Kolera menyebar di Sudan yang dilanda perang, menewaskan sedikitnya 388 orang dan membuat sekitar 13.000 lainnya sakit selama dua bulan terakhir, kata otoritas kesehatan, sementara lebih dari 17 bulan pertempuran antara militer dan kelompok paramiliter tidak menunjukkan tanda-tanda akan mereda.
Penyakit ini menyebar di daerah-daerah yang hancur akibat hujan lebat dan banjir baru-baru ini, khususnya di Sudan timur, tempat jutaan orang mengungsi akibat perang.

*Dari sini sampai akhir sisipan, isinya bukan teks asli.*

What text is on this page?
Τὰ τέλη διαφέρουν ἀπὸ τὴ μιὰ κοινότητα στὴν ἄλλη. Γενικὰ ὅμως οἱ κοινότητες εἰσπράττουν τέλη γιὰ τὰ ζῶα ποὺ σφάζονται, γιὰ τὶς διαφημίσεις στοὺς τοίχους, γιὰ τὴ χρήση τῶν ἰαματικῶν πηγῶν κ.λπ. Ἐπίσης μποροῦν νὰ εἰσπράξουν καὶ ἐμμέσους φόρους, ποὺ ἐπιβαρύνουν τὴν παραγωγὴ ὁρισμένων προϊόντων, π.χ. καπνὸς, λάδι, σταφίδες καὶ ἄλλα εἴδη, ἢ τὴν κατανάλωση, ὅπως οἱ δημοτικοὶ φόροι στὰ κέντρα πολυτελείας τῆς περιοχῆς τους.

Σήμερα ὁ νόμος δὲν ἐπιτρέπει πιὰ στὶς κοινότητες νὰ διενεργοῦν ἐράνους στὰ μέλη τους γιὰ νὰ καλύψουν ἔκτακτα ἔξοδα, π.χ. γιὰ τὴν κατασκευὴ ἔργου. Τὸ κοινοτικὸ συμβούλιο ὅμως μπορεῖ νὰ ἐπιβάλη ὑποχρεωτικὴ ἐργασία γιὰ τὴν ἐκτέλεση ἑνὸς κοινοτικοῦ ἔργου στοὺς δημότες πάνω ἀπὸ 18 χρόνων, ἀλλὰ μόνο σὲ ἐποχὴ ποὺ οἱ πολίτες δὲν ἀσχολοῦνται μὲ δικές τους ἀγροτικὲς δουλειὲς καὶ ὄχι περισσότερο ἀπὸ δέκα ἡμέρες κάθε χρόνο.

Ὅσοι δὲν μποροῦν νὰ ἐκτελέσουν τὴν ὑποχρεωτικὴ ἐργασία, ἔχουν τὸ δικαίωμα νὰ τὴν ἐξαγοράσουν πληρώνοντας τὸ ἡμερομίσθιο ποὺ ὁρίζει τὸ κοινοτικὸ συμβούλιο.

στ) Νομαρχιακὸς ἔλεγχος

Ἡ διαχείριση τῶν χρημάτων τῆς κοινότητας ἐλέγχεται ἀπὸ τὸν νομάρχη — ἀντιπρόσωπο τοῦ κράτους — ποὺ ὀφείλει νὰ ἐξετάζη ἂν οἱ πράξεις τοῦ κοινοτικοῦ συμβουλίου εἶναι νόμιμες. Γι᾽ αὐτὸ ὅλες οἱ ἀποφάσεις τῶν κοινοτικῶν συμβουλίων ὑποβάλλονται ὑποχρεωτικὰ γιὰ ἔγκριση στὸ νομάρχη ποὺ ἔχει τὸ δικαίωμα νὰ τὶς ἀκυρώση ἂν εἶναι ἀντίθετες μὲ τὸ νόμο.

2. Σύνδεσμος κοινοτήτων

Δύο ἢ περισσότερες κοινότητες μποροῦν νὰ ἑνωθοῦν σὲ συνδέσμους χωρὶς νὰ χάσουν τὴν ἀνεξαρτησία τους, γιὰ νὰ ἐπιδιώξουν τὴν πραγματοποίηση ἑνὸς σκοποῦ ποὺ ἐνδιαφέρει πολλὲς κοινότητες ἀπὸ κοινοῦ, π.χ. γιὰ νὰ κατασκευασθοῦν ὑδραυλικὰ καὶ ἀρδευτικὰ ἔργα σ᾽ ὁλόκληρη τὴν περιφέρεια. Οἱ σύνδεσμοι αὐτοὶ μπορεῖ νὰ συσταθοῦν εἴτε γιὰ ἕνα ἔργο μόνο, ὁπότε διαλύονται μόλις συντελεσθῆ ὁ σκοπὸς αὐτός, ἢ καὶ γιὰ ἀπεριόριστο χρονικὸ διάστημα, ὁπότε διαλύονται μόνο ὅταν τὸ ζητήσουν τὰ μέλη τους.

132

Korban akibat kolera termasuk enam orang meninggal dan sekitar 400 orang sakit selama akhir pekan, menurut laporan Kementerian Kesehatan pada hari Minggu. Penyakit tersebut terdeteksi di 10 dari 18 provinsi di negara itu, dengan provinsi Kassala dan al-Qadarif di bagian timur menjadi yang paling parah terkena dampak, kata kementerian tersebut.
Menurut Organisasi Kesehatan Dunia, kolera adalah infeksi yang berkembang cepat dan sangat menular yang menyebabkan diare, yang mengakibatkan dehidrasi parah dan kemungkinan kematian dalam hitungan jam jika tidak diobati. Penyakit ini ditularkan melalui konsumsi makanan atau air yang terkontaminasi.
Penyakit ini umum terjadi di Sudan. Wabah besar sebelumnya telah menewaskan sedikitnya 700 orang dan membuat sekitar 22.000 orang sakit dalam waktu kurang dari dua bulan pada tahun 2017.
Sudan terjerumus ke dalam kekacauan pada bulan April tahun lalu ketika ketegangan yang membara antara militer dan kelompok paramiliter yang kuat, Pasukan Dukungan Cepat, meledak menjadi perang terbuka di seluruh negeri.
Pertempuran tersebut, yang menghancurkan ibu kota, Khartoum, dan wilayah perkotaan lainnya, telah ditandai oleh kekejaman termasuk pemerkosaan massal dan pembunuhan bermotif etnis yang merupakan kejahatan perang dan kejahatan terhadap kemanusiaan, terutama di wilayah barat Darfur, menurut Perserikatan Bangsa-Bangsa dan kelompok hak asasi internasional.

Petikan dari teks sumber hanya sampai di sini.